We would like to allow for underscores in the username. In Python regular expressions `\w` is equivalent to `[a-zA-Z0-9_]`.

In [37]:
email_prog = re.compile(r'\w+@[a-zA-Z0-9]+\.[a-zA-Z]+')

In [38]:
bool(email_prog.match('a_user@university.edu'))

True

However, what about the string `'a_user@university.edu and a lot of other stuff`?

In [39]:
bool(email_prog.match('a_user@university.edu and a lot of other stuff'))

True

Actually `match` just tells you whether the pattern occurs at the beginning of the string. To make sure, there's nothing after the pattern we meed the regular expression to match the entire string not just a prefic of the string.
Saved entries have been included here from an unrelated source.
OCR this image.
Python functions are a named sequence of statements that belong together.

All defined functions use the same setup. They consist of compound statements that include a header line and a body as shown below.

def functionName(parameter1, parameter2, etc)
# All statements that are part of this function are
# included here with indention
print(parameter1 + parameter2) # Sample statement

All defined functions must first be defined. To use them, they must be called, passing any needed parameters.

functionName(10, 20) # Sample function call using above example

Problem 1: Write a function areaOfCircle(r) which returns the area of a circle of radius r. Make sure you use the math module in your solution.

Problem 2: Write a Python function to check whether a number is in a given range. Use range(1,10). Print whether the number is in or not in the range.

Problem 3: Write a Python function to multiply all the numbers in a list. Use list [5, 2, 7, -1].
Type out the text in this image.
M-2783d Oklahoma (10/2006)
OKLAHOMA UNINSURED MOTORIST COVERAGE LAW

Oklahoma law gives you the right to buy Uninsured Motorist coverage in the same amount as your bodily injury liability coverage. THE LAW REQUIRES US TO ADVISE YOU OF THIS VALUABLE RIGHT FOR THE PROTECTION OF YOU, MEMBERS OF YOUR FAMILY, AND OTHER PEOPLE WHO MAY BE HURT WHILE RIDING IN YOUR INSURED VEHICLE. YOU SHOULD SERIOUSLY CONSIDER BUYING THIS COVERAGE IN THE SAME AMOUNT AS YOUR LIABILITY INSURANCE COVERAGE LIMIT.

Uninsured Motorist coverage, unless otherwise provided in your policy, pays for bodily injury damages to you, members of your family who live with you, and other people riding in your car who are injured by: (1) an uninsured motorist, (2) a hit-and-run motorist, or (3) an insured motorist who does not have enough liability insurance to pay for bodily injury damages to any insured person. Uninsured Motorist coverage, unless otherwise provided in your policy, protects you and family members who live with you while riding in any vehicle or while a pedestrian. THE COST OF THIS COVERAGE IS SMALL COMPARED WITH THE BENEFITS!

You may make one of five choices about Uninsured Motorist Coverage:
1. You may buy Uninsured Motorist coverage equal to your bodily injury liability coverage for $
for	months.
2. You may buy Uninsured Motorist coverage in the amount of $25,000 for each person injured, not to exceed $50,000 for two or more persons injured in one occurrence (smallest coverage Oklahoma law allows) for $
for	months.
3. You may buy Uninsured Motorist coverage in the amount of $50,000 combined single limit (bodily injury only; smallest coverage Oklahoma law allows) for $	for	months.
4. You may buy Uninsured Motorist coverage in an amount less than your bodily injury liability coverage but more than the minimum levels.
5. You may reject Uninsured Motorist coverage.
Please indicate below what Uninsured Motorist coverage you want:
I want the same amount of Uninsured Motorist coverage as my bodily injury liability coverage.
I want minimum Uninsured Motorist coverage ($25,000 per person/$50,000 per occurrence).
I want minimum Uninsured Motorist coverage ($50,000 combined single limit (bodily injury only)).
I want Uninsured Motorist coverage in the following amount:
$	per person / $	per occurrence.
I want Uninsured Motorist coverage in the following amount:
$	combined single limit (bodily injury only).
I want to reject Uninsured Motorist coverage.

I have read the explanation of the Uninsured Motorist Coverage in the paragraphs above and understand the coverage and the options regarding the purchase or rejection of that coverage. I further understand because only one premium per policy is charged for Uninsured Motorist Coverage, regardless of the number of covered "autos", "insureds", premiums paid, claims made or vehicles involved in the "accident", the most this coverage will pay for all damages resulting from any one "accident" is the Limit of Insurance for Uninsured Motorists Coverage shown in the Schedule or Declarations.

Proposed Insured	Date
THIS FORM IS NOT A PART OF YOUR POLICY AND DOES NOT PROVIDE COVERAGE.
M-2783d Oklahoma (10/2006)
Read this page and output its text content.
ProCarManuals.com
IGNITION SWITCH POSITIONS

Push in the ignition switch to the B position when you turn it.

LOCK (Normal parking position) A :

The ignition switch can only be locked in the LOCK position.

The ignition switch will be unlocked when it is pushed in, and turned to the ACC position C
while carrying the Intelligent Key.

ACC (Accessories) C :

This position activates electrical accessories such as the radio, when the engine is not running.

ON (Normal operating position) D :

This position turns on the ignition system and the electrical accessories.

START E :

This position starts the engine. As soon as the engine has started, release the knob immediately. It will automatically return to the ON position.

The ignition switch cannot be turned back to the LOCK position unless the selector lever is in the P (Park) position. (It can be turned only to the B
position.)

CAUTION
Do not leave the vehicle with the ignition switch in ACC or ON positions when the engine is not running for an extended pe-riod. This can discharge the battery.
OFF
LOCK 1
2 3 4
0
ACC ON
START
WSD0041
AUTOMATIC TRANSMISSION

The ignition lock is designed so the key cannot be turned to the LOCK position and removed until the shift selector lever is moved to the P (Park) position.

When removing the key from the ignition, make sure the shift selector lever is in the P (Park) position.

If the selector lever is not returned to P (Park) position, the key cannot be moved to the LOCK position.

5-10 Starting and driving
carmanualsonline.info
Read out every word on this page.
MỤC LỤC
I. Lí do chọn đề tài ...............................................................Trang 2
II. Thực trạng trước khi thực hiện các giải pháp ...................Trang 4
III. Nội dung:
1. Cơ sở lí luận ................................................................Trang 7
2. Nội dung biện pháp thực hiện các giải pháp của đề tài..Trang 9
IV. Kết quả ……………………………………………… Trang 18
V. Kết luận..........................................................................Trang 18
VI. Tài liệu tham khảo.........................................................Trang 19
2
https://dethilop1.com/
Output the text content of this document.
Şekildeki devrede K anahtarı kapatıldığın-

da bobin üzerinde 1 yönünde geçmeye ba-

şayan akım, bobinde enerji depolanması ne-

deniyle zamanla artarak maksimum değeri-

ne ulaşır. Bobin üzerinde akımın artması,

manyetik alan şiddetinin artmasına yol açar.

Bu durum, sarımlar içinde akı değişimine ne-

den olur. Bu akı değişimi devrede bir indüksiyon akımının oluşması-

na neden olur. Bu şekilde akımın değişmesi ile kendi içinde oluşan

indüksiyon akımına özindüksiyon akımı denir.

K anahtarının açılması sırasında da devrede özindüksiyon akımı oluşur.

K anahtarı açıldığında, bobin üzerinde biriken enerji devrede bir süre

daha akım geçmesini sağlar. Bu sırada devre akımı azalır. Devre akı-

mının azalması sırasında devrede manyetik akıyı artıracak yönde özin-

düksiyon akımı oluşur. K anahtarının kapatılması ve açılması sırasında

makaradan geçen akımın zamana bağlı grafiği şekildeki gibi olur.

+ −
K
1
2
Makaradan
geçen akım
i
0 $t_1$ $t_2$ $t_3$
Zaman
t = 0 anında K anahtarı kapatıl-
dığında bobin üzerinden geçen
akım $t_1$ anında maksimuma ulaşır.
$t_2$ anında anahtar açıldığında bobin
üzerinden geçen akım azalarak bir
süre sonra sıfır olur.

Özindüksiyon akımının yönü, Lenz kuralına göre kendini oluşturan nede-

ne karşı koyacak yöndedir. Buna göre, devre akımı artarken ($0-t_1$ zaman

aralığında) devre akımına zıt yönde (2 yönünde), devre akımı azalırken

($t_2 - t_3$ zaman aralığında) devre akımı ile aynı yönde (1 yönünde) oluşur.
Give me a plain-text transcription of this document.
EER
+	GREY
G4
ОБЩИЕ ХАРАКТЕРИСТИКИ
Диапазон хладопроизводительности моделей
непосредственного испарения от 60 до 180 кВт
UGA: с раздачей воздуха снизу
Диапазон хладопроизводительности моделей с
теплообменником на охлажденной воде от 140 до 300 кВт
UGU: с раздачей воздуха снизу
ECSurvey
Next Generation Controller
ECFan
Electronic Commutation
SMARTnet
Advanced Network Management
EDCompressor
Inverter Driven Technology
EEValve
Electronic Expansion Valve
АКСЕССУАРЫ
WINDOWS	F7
The character `$` has a special meaning in regular expression and matches the end of the string.

In [40]:
email_prog = re.compile(r'\w+@[a-zA-Z0-9]+\.[a-zA-Z]+$')

In [41]:
bool(email_prog.match('a_user@university.edu and a lot of other stuff'))

False

Now what about `a_user@dept.university.edu`?

In [42]:
bool(email_prog.match('a_user@dept.university.edu'))

False

We can allow the `server` pattern `[a-zA-Z0-9]+\.` itself to repeat 1 or more times!

In [43]:
email_prog = re.compile(r'\w+@([a-zA-Z0-9]+\.)+[a-zA-Z]+$')

In [44]:
bool(email_prog.match('a_user@dept.university.edu'))

True

Let's extract the users from all email addresses.

In [45]:
addr_list.append('a_user@dept.university.edu'); print addr_list

['someone@somewhere.com', 'prof@university.edu', 'employee@company,com', 'student@school.edu', 'silly@com', 'missing_at#server.org', 'a_user@dept.university.edu']


In [46]:
email_prog = re.compile(r'(\w+)@([a-zA-Z0-9]+\.)+[a-zA-Z]+$') # note how we surrounded the user pattern in parentheses

The `group` method returns the subgroups of the match. `group(0)` returns the entire string. `group(1)` returns the first subgroup. `group(2)` returns the second subgroup, and so on.

In [47]:
email_prog.match(addr_list[0]).group(1)

'someone'

In [48]:
email_prog.match(addr_list[0]).group(2)

'somewhere.'

In [49]:
[email_prog.match(addr).group(1) for addr in addr_list if email_prog.match(addr)] # extract users from valid email addresses

['someone', 'prof', 'student', 'a_user']

# Dates and times

In [50]:
from datetime import date

In [51]:
now = date.today()

In [52]:
next_new_year_day = date(now.year+1, 1, 1)

In [53]:
print next_new_year_day

2016-01-01


In [54]:
print "There are %d days until the next New Year's Day." % (next_new_year_day - now).days

There are 104 days until the next New Year's Day.


In [55]:
type(next_new_year_day - now) # difference of two dates gives a timedelta object

datetime.timedelta

# Performance measurement

In [56]:
from timeit import Timer

In [57]:
map_and_lambda_timer = Timer('map(lambda x: x**2, mylist)','mylist = range(10)') # args are code to be timed, set up code

In [58]:
list_comprehension_timer = Timer('[x**2 for x in mylist]','mylist = range(10)')

In [59]:
map_and_lambda_timer.timeit()

1.9929089546203613

In [60]:
list_comprehension_timer.timeit()

1.224012851715088

By default, `timeit()` repeats the code a million times. But we can supply an argument.

In [61]:
map_and_lambda_timer.timeit(2*10**6) # time 2 million executions

3.8529388904571533

In [62]:
list_comprehension_timer.timeit(2*10**6) # list comprehension is a little bit faster

2.458868980407715

In [63]:
map_and_builtin_timer = Timer('map(abs, mylist)','mylist = range(-5,5)') # no lambda function, using built-in abs

In [64]:
list_comp_builtin_timer = Timer('[abs(x) for x in mylist]','mylist = range(10)')

In [65]:
map_and_builtin_timer.timeit()

0.9781341552734375

In [66]:
list_comp_builtin_timer.timeit()

1.4141829013824463

Now list comprehension is slower!